One company that saw an opportunity to carve out a niche in the market by building a business with a focus on specialty vaccines is PaxVax. It addresses a significant need by responding quickly to emerging and overlooked infectious disease areas often neglected by large pharma. Unlike larger companies, PaxVax is willing to serve narrower markets, such as travel, government (e.g., military and pandemic preparedness) and endemic settings. Its size, independence and focus allow it to pursue vaccines in areas where few or no vaccines currently exist.
PaxVax has seen quite some success in this arena: the company has two products on the market – an oral typhoid vaccine and an oral cholera vaccine. The typhoid vaccine is currently licensed in more than 20 countries and is the most prescribed travel vaccine in the U.S. with more than 150 million doses sold worldwide since approval. As it relates to the cholera vaccine, PaxVax was able to complete development from IND to approval in less than five years and was granted a priority review. Both vaccines are currently sold to travelers via travel clinics and military/government sectors.
Given the importance of uninterrupted manufacturing and supply for vaccines, it is worthwhile to mention that the company has also received positive feedback for its products from the U.S. Food and Drug Administration and The Swiss Agency for Therapeutic Products auditors during recent inspections. “I’m quite proud that as a small company, we manufacture our products and have achieved the highest level of quality required by regulators,” Farzan said.

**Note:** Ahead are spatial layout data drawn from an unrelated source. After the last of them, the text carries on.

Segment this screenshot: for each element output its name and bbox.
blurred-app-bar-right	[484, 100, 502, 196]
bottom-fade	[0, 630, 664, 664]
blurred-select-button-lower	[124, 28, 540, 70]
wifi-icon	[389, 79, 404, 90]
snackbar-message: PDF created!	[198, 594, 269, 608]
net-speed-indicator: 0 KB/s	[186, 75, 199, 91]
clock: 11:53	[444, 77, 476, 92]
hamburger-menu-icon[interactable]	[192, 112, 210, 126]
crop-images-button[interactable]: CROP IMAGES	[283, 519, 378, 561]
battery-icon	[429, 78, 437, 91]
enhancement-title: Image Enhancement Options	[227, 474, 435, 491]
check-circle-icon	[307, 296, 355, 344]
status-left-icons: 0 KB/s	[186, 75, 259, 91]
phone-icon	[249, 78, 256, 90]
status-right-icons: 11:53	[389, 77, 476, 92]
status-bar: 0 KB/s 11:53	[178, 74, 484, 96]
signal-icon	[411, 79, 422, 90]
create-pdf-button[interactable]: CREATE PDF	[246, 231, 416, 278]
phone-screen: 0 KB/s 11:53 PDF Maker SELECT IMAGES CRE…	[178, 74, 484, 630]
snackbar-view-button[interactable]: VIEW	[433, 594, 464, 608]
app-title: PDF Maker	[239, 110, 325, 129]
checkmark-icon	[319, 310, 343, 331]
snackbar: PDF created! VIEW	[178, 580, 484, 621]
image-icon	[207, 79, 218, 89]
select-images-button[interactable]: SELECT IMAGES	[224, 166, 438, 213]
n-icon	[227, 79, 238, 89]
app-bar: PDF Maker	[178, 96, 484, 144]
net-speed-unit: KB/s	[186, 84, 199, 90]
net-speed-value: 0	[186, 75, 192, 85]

Additionally, PaxVax has a rich pipeline that includes programs for chikungunya, Zika, adenovirus 4/7 and HIV. The company just announced the initiation of a Phase 2b trial for its chikungunya vaccine licensed from the U.S. National Institutes of Health. Chikungunya is an acute febrile disease with headache, muscle pain and skin rashes, with severe, often debilitating, joint pain in infected patients that can persist for years, especially in adults. There is currently no vaccine available to protect against chikungunya.

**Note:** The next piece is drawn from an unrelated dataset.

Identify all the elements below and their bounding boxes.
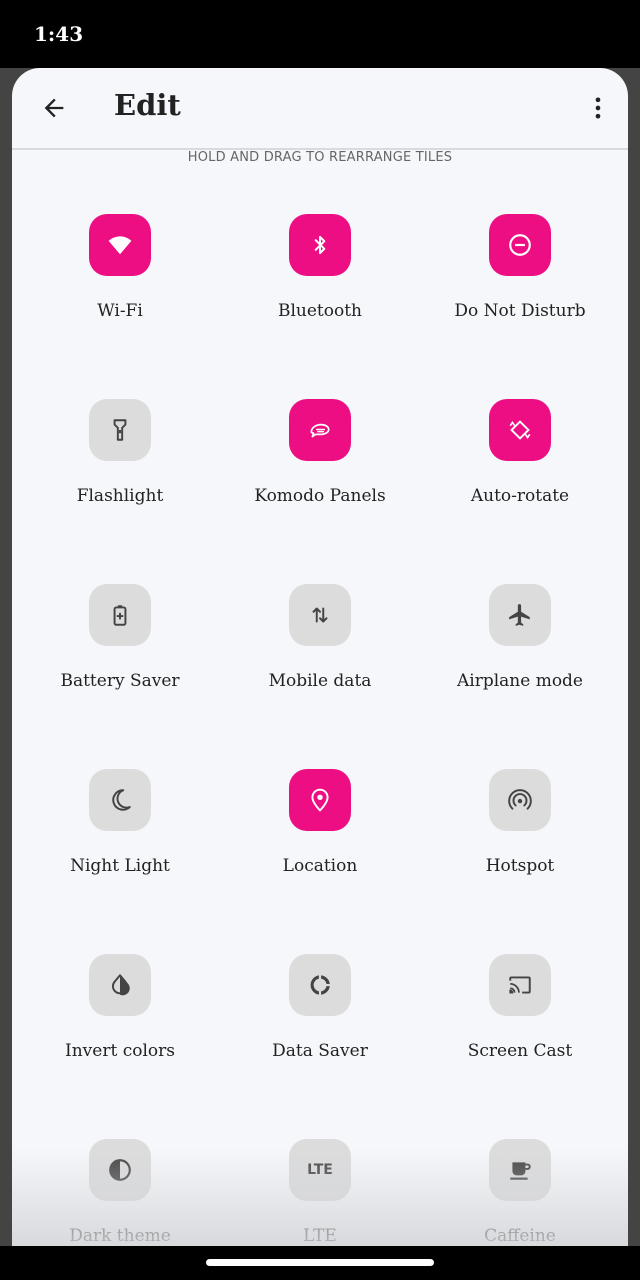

The company’s R&D infrastructure is a model for other smaller biopharma companies looking to enter the specialty vaccine market. It is scalable and can incorporate other products either from PaxVax internal pipeline or through acquisition. It serves as a foundation for faster, more effective vaccine development that may protect against future public health emergencies and allows PaxVax to develop and commercialize its products more efficiently.
PaxVax has used a variety of approaches to fund its products and pipeline. “There is no one-size-fits-all approach for financing – one has to be flexible,” Farzan said. PaxVax is willing to explore multiple different avenues of funding – dilutive and non-dilutive funding, private equity financing and strategic partnerships.
In 2007 and 2013, PaxVax locked down venture capital investment through Series A and Series B equity financing. In 2015, the company secured a $105 million investment from Cerberus Capital Management. The company is also using prior private equity investment to fund the chikungunya R&D program.
PaxVax is currently collaborating with the government to develop vaccines for adenovirus 4/7, Zika and HIV. “Funding for the adenovirus 4/7 project comes entirely from the U.S. Department of Defense,” Farzan said.
Additionally, Farzan highlighted an organization called Coalition for Epidemic Preparedness Innovations (CEPI), a public-private coalition that aims to finance and coordinate the development of new vaccines to prevent and contain infectious disease epidemics.
In summary, even though developing specialty vaccines can be seen as a risky enterprise, it also has tangible benefits. Smaller companies, such as PaxVax, have found a niche in the market by developing scalable infrastructure to spur vaccine development. The company’s success points to a largely untapped opportunity for pharma looking to invest in a growing market.